Como é por amostragem, a prova não consegue dar um diagnóstico de cada escola. As comparações só podem ser feitas nos âmbitos federal e estadual. Além desses exames nacionais, governos estaduais e até municipais também aplicam suas provas.
A implantação desses exames é positiva, afirma Carvalho, por dar um diagnóstico do ensino. Mas eles são insuficientes: apenas com pressão as escolas melhoram.
Formado em economia pela PUC-RJ até o mestrado, Andrade, 38, pesquisou políticas educacionais em sua tese de doutorado na Universidade de Chicago, finalizado em 1998 -assunto que vem estudando até hoje. Leia abaixo os principais trechos da entrevista.

Folha - Como o senhor avalia os exames do ensino básico no país?
Eduardo de Carvalho Andrade -
Atualmente, você coloca um teste e não há uma cobrança.
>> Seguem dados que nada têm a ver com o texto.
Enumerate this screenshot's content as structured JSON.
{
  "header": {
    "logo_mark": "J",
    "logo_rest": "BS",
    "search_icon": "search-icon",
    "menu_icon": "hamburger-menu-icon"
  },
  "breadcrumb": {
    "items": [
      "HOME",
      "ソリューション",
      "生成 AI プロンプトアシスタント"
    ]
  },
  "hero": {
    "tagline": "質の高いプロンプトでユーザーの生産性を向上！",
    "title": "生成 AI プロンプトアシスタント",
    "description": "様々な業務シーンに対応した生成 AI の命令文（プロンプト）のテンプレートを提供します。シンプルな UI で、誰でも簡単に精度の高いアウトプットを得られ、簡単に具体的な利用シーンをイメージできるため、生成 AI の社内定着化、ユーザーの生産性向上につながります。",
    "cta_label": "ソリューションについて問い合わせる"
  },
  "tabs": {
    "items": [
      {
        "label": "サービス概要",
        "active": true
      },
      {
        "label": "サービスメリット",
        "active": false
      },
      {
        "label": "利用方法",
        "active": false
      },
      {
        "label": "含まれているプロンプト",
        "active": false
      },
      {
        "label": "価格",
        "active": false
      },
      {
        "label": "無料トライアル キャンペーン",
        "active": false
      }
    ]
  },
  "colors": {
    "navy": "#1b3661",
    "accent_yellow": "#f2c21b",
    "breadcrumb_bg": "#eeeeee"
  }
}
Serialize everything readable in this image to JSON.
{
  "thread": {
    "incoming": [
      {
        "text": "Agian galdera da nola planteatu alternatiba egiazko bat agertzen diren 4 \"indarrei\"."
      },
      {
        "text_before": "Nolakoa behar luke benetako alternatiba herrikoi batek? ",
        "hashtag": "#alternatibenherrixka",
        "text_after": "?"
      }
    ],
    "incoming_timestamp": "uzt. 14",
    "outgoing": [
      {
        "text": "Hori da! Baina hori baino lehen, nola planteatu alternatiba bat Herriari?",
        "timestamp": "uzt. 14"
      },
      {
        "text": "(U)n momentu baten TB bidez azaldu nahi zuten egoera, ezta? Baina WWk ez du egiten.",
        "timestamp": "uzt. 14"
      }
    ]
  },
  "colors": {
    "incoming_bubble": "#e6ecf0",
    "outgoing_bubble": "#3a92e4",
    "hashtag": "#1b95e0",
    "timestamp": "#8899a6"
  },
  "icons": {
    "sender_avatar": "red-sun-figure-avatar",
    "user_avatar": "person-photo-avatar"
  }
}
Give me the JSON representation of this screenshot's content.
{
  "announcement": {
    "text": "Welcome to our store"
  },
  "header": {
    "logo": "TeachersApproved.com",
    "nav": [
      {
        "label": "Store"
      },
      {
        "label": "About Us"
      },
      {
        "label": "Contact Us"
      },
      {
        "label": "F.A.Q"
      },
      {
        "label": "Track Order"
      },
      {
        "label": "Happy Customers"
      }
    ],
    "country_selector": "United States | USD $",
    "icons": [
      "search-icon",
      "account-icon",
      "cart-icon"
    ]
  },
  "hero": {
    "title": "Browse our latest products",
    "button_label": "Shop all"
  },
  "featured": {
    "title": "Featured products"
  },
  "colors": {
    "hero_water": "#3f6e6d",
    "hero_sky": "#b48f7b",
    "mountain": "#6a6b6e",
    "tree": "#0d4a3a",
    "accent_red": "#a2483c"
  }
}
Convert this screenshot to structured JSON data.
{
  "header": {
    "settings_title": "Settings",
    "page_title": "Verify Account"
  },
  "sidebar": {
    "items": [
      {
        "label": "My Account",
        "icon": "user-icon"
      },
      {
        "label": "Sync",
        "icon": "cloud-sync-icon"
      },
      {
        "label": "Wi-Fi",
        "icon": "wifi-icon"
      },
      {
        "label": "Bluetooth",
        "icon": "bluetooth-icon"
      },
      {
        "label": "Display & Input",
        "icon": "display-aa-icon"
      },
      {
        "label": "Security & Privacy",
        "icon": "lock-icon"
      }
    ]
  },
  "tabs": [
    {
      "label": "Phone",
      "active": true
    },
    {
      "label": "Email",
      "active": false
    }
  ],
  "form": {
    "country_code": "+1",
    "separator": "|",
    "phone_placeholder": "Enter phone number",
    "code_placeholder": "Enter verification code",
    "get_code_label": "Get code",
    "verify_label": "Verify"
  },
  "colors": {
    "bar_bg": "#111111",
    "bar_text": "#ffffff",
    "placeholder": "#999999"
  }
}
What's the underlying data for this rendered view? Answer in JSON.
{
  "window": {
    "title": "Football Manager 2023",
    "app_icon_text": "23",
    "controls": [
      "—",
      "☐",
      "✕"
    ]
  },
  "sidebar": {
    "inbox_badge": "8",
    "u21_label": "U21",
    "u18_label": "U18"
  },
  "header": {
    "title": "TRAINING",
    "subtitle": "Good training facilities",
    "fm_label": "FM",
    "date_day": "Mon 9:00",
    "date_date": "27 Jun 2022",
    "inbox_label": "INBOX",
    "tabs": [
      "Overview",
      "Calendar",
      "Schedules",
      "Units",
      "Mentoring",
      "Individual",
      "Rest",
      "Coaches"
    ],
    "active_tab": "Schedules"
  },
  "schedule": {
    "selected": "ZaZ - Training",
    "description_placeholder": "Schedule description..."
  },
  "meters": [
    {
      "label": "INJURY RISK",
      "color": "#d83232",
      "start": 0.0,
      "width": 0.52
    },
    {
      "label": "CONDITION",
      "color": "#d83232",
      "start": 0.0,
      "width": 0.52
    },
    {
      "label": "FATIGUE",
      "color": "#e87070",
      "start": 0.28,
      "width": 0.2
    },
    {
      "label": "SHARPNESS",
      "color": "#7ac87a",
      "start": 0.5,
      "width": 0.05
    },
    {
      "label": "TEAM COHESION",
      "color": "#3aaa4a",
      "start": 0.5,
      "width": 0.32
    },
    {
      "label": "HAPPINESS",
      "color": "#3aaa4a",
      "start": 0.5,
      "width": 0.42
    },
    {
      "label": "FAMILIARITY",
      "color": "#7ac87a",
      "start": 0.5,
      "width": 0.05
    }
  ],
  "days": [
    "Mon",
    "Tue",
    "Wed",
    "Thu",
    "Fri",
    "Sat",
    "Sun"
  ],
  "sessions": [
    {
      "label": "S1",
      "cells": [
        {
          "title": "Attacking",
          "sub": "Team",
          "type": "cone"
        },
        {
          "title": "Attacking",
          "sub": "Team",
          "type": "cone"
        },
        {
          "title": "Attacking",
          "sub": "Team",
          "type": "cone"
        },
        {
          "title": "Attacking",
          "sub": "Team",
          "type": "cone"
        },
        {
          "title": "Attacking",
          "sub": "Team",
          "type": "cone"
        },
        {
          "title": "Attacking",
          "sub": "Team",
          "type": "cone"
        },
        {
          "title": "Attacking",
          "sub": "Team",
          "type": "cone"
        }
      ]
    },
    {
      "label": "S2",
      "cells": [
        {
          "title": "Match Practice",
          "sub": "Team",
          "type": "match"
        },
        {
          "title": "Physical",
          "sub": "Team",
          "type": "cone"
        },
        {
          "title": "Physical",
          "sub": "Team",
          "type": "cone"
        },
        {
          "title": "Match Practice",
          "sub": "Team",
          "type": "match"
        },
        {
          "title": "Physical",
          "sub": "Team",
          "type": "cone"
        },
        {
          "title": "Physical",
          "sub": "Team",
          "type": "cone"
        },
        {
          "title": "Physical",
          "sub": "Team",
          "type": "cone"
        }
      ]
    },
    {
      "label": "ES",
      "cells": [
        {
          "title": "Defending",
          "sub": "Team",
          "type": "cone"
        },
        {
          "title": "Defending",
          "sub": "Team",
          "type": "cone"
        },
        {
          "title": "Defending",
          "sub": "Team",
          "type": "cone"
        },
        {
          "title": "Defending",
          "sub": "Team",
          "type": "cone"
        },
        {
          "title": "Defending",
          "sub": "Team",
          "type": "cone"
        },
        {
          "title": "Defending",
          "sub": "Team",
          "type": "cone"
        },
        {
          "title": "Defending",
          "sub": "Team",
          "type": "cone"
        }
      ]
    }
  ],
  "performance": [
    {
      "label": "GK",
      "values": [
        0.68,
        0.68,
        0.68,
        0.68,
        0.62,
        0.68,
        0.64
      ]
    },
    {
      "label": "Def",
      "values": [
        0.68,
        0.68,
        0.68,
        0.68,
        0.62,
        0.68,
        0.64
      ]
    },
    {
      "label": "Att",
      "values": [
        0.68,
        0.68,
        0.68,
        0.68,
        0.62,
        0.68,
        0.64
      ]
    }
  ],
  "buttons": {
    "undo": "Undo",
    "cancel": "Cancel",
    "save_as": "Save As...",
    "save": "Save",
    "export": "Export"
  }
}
Por que os resultados vão melhorar? Apenas identificar o problema é pouco. O professor e a escola respondem a incentivos. Um primeiro passo para melhorar esses "provões" seria divulgar amplamente os resultados. Atualmente, existe uma percepção dos pais de que as escolas públicas no Brasil vão bem (pesquisa do governo federal divulgada neste ano mostra que os pais dão nota 8,1 para a organização da escola, em uma escala de 0 a 10). Mas, se o pai verificar que a nota do colégio do seu filho está abaixo da de um colégio próximo, ele começa a questionar: "Essa escola é boa mesmo?".

Folha - E o que deveria ser feito com os resultados dos exames?
Andrade -
Os estudos feitos nos EUA mostram que simplesmente adotar um exame traz um impacto próximo a zero. É preciso passar para um sistema mais agressivo. Há experiências norte-americanas que vão nessa direção. Um exemplo é o Texas. Primeiro, a escola tem de explicar ao Board Education, equivalente à secretaria de Educação, por que os resultados no exame nacional estão ruins. Também precisa submeter a esse órgão um plano de desenvolvimento. Em última instância, se ela não melhorar, é fechada, e o aluno tem o direito de pedir transferência para outra escola, ganhando uma bolsa para isso.
Por outro lado, há bonificação para os bons resultados. Para isso, a escola deve atingir metas de qualidade, como ter pelo menos 90% dos alunos aprovados. Essa escola, então, é comparada a outras com perfis parecidos. As que tiverem as melhores evoluções ganham prêmios anuais, que variam entre US$ 500 e US$ 5.000 [R$ 1.150 e R$ 11.500]. A escola tem autonomia para utilizar esse valor da forma que quiser.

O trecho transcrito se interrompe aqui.